16/04/2022
Over the past 30 years, the democratization of the internet has made it possible for researchers, journals, and publishers to provide free online access to scholarly papers. This practice, also known as open access (OA), allows anyone with an internet connection to access, read, distribute, and download scientific publications for free with no legal or technical barriers [1]. OA publishing is no longer a marginal phenomenon, thanks to a massive rise in OA mandates [2], the introduction of several new OA publishers and OA options for legacy publishers [3], the creation of open-source software that facilitates the production of publications (such as the Public Knowledge Project), and the rise of OA mega-journals such as PLOS ONE and Scientific Reports [4].
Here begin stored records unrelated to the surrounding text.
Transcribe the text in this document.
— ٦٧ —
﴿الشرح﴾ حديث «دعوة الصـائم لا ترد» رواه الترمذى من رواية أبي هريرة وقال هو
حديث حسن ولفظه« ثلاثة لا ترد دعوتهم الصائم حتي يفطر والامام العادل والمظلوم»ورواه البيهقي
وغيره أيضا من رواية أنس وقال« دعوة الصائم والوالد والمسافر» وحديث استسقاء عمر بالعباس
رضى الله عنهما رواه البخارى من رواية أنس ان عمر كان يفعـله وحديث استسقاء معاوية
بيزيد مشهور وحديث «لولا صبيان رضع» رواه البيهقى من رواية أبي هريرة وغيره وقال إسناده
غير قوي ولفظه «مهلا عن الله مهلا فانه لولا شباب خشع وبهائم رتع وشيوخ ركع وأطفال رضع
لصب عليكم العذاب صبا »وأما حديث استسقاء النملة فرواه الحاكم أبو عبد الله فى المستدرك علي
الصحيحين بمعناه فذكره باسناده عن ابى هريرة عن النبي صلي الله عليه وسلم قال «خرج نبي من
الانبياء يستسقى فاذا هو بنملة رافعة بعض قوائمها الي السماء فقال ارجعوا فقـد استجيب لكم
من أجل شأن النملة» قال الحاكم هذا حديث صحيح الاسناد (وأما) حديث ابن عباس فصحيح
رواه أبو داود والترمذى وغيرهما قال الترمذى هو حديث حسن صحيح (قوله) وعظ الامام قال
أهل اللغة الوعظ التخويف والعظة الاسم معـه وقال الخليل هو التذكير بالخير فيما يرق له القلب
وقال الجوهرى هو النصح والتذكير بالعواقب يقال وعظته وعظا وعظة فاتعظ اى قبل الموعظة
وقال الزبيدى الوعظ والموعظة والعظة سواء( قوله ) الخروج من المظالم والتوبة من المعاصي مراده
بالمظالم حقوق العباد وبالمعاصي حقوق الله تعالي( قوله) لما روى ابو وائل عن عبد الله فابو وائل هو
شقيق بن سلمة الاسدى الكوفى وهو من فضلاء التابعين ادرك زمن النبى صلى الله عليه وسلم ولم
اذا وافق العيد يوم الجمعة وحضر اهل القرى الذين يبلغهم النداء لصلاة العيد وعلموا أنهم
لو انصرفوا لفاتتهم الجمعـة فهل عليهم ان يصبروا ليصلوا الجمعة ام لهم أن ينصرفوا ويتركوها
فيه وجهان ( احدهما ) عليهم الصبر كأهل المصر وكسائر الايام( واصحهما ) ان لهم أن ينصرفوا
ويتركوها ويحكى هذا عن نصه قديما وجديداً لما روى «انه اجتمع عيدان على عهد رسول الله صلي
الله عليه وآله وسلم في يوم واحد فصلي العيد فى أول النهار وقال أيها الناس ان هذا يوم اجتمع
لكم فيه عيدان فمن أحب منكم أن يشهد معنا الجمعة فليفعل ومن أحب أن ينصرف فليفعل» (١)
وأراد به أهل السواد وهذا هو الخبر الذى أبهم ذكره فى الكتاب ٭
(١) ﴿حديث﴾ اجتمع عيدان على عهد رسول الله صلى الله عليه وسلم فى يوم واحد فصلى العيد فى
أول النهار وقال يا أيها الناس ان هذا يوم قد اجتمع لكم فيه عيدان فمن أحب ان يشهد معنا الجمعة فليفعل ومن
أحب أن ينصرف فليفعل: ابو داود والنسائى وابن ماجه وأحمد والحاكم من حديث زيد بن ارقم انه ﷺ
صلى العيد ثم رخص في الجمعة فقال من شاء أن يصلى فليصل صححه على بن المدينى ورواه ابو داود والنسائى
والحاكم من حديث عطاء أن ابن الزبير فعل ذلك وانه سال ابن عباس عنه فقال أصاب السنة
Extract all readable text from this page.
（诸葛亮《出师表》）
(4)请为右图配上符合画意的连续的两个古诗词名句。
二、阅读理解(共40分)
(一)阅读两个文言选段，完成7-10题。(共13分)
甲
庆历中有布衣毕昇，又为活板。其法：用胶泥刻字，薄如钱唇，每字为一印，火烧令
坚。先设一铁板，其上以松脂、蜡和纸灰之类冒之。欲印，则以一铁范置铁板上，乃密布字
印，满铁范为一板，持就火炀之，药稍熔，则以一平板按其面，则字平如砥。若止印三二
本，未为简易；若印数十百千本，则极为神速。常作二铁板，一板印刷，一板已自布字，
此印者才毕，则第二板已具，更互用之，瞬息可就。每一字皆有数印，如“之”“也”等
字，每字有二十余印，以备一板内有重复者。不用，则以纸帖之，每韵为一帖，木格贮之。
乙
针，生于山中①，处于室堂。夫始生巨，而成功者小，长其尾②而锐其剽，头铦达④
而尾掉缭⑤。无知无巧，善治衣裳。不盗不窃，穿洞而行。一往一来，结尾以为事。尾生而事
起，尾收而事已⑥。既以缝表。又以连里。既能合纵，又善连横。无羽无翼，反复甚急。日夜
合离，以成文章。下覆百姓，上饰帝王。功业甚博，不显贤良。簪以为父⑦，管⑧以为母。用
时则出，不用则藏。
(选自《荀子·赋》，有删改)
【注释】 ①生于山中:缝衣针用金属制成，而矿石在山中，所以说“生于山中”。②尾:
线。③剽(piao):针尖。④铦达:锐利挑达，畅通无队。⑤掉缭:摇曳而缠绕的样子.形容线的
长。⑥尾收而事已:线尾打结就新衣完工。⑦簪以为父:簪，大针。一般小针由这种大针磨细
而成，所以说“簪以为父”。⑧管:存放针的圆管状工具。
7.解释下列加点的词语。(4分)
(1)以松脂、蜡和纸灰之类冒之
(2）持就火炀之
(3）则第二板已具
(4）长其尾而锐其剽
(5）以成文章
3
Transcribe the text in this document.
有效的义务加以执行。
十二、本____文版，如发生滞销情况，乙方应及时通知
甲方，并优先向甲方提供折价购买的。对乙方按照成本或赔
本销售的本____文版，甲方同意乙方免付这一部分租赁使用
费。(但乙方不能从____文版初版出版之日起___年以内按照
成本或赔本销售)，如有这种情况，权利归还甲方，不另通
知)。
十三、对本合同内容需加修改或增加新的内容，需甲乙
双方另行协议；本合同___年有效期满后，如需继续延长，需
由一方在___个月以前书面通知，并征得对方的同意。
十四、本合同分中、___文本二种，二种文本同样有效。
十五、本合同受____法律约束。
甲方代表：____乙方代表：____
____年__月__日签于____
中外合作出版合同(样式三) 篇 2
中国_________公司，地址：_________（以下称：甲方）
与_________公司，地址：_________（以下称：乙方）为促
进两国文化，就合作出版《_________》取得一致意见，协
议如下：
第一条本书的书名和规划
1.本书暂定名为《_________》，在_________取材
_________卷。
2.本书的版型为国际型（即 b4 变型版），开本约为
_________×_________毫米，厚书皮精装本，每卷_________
The advantages of OA have been well-documented: increased global visibility [5], higher citation rates [6, 7], and a better use of taxpayers’ money [8]. Several studies have attempted to assess the overall share of OA publications in the scientific literature, with results ranging from 27.9% to 53.7%, depending on the data source and period of investigation [6, 7, 9, 10]. The range of these proportions demonstrate the uncertainty and variability in these numbers. This study aims at providing a comparison of the proportion of OA as represented in two prominent bibliometric databases, Web of Science (WoS) and Dimensions, and assess how the different coverage of these two databases may affect the measurement of OA across different countries.
Data sources
The Science Citation Index (SCI) was originally developed by Eugene Garfield [11] to help librarians and researchers find articles and journals relevant for their work through citation indexing. Since it was impossible to manually index the entire range of journals (~50,000 at the time [11]), only the most cited periodicals were indexed. For decades, WoS remained the main—if not only—source of large-scale bibliometric data. However, over the past 15 years, there has been a multiplication of new data sources such as Scopus (2004), Google Scholar (2004), Microsoft Academic (2016), and more recently, Dimensions (2018). The different approaches to indexation lead to inevitable differences in coverage, which have been well-studied in several previous investigations [12–17].
For instance, Mongeon and Paul-Hus [13] have shown that, compared to Scopus, WoS has a significantly lower coverage of research in all fields, and is also much less likely to index journals from non-English-speaking countries and developing countries [13, 18]. Dimensions has much broader coverage than both WoS and Scopus [16, 19, 20]. This is largely explained by the fact that Dimensions uses Crossref (among other sources) to populate the database and focuses on a single variable for inclusion (i.e., the presence of a Digital Object Identifier (DOI)) rather than on selective criteria (e.g., citations or reputation). Despite the lack of selectivity, there are journal articles not indexed by Dimensions that are indexed by Scopus, due to the lack of a DOI across all publications [16]. However, Dimensions remains—by far—the largest and broadest indexer of scientific documents. It remains to be seen, however, whether the use of this database produces different outcomes in studies of OA.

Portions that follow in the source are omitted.